Redheaded Maybe Momma
First off: stop whining. You've struck gold, kid! That baby inside you will take care of you for years if you play your cards right. Here's what you do: get yourself two or three baby daddies. Maybe more, if you think you can handle it. Then you hit them up for child support. That takes care of the kid, and more than takes care of whatever hard stuff you're going to need in order to deal with having the kid. As for the housing -- just shack up with the most gullible of the baby daddies. Then you can pawn off childcare and escape to your neighborhood watering hole all day. And don't forget to register for welfare, and maybe look for opportunities to collect social security from relatives who are only technically dead. Just don't tell the government about it. Problem solved!
I too, am a disgusting, self-absorbed alcoholic and now they tell me I need a liver transplant in order to keep living. Only catch: I won't be able to drink after I get this new liver. Is there even a point to keep living if I can't keep drinking?

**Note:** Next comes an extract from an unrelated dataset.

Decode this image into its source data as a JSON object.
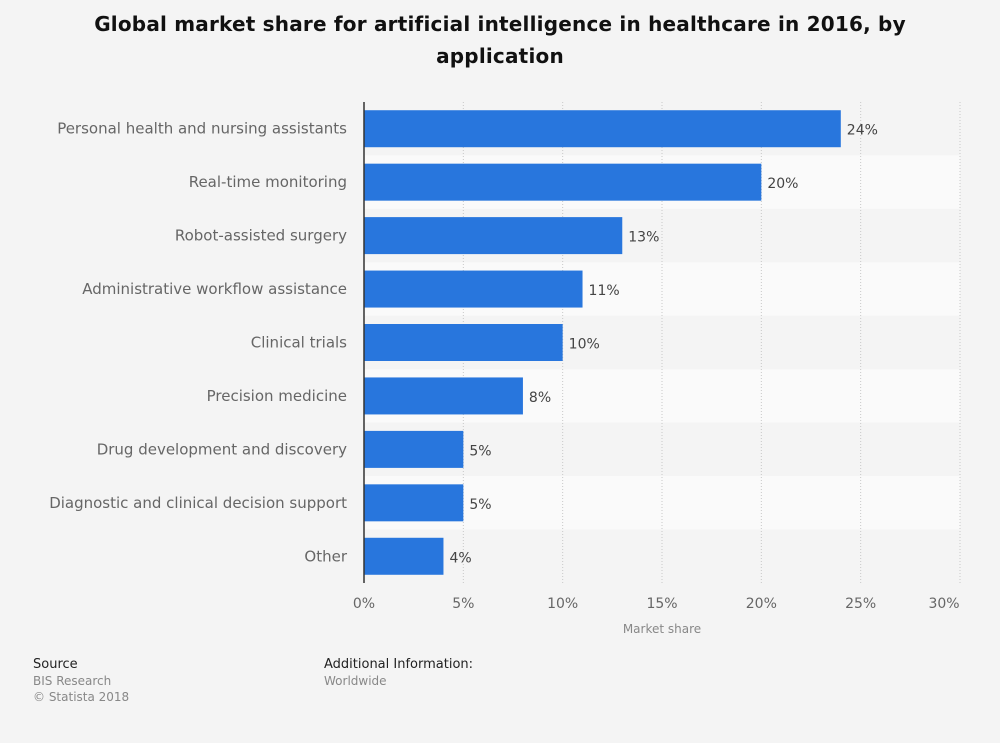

Been there, done that. Or rather, didn't do that. See, after my transplant, I had my youngest -- is he my youngest? -- spring me from the hospital, take me to the beach, and hand me a bottle just as soon as we were out of sight. And guess what happened? Nothing. After nearly a year of having to get myself drunk through my rectum (you surely must know that feeling), I finally was able to swallow alcohol without feeling like there was a raging fire going on inside of me. That bourbon tasted like the best drink of my life, even if it was just a shitty off-brand. So I say go for it. Get yourself that shiny new liver and then get yourself a can of your favorite poison and enjoy it.